Flyboys: A True Story of Courage
James D. Bradley - 2003
Flyboys, a story of war and horror but also of friendship and honor, tells the story of those men. Over the remote Pacific island of Chichi Jima, nine American flyers-Navy and Marine pilots sent to bomb Japanese communications towers there-were shot down. One of those nine was miraculously rescued by a U.S. Navy submarine. The others were captured by Japanese soldiers on Chichi Jima and held prisoner. Then they disappeared. When the war was over, the American government, along with the Japanese, covered up everything that had happened on Chichi Jima. The records of a top-secret military tribunal were sealed, the lives of the eight Flyboys were erased, and the parents, brothers, sisters, and sweethearts they left behind were left to wonder. Flyboys reveals for the first time ever the extraordinary story of those men. Bradley's quest for the truth took him from dusty attics in American small towns, to untapped government archives containing classified documents, to the heart of Japan, and finally to Chichi Jima itself. What he discovered was a mystery that dated back far before World War II-back 150 years, to America's westward expansion and Japan's first confrontation with the western world.

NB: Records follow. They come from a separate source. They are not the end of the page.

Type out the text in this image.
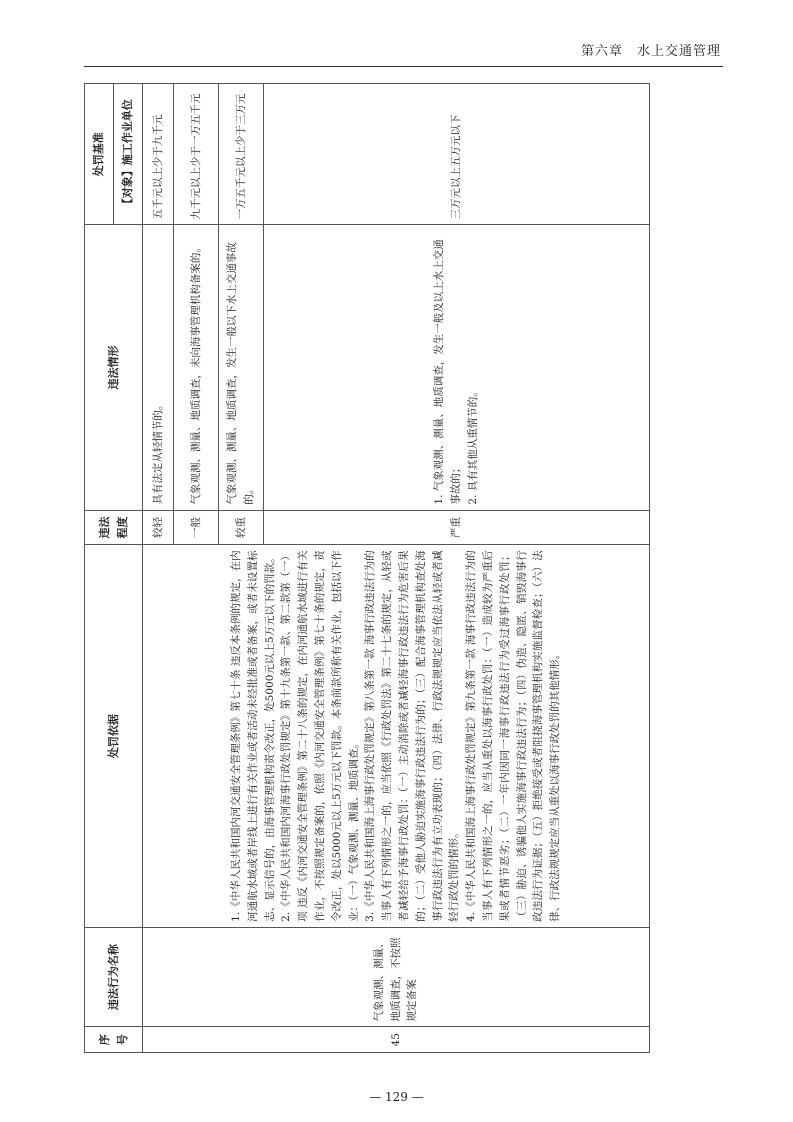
第六章　水上交通管理
序号	违法行为名称	处罚依据	违法程度	违法情形	处罚基准
					【对象】施工作业单位
45	气象观测、测量、地质调查，不按照规定备案	1.《中华人民共和国内河交通安全管理条例》第七十条 违反本条例的规定，在内河通航水域或者岸线上进行有关作业或者活动未经批准或者备案，或者未设置标志、显示信号的，由海事管理机构责令改正，处5000元以上5万元以下的罚款。 2.《中华人民共和国内河海事行政处罚规定》第十九条第一款、第二款第（一）项 违反《内河交通安全管理条例》第二十八条的规定，在内河通航水域进行有关作业，不按照规定备案的，依照《内河交通安全管理条例》第七十条的规定，责令改正，处以5000元以上5万元以下罚款。本条前款所称有关作业，包括以下作业：（一）气象观测、测量、地质调查。 3.《中华人民共和国海上海事行政处罚规定》第八条第一款 海事行政违法行为的当事人有下列情形之一的，应当依照《行政处罚法》第二十七条的规定，从轻或者减轻给予海事行政处罚：（一）主动消除或者减轻海事行政违法行为危害后果的；（二）受他人胁迫实施海事行政违法行为的；（三）配合海事管理机构查处海事行政违法行为有立功表现的；（四）法律、行政法规规定应当依法从轻或者减轻行政处罚的情形。 4.《中华人民共和国海上海事行政处罚规定》第九条第一款 海事行政违法行为的当事人有下列情形之一的，应当从重处以海事行政处罚：（一）造成较为严重后果或者情节恶劣；（二）一年内因同一海事行政违法行为受过海事行政处罚；（三）胁迫、诱骗他人实施海事行政违法行为；（四）伪造、隐匿、销毁海事行政违法行为证据；（五）拒绝接受或者阻挠海事管理机构实施监督检查；（六）法律、行政法规规定应当从重处以海事行政处罚的其他情形。	较轻	具有法定从轻情节的。	五千元以上少于九千元
			一般	气象观测、测量、地质调查，未向海事管理机构备案的。	九千元以上少于一万五千元
			较重	气象观测、测量、地质调查，发生一般以下水上交通事故的。	一万五千元以上少于三万元
			严重	1. 气象观测、测量、地质调查，发生一般及以上水上交通事故的； 2. 具有其他从重情节的。	三万元以上五万元以下
— 129 —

Bradley brings into vivid focus these brave young men who went to war for their country, and through their lives he also tells the larger story of two nations in a hellish war. With no easy moralizing, Bradley presents history in all its savage complexity, including the Japanese warrior mentality that fostered inhuman brutality and the U.S. military strategy that justified attacks on millions of civilians. And, after almost sixty years of mystery, Bradley finally reveals the fate of the eight American Flyboys, all of whom would ultimately face a moment and a decision that few of us can even imagine. Flyboys is a story of war and horror but also of friendship and honor. It is about how we die, and how we live-including the tale of the Flyboy who escaped capture, a young Navy pilot named George H. W. Bush who would one day become president of the United States. A masterpiece of historical narrative, Flyboys will change forever our understanding of the Pacific war and the very things we fight for.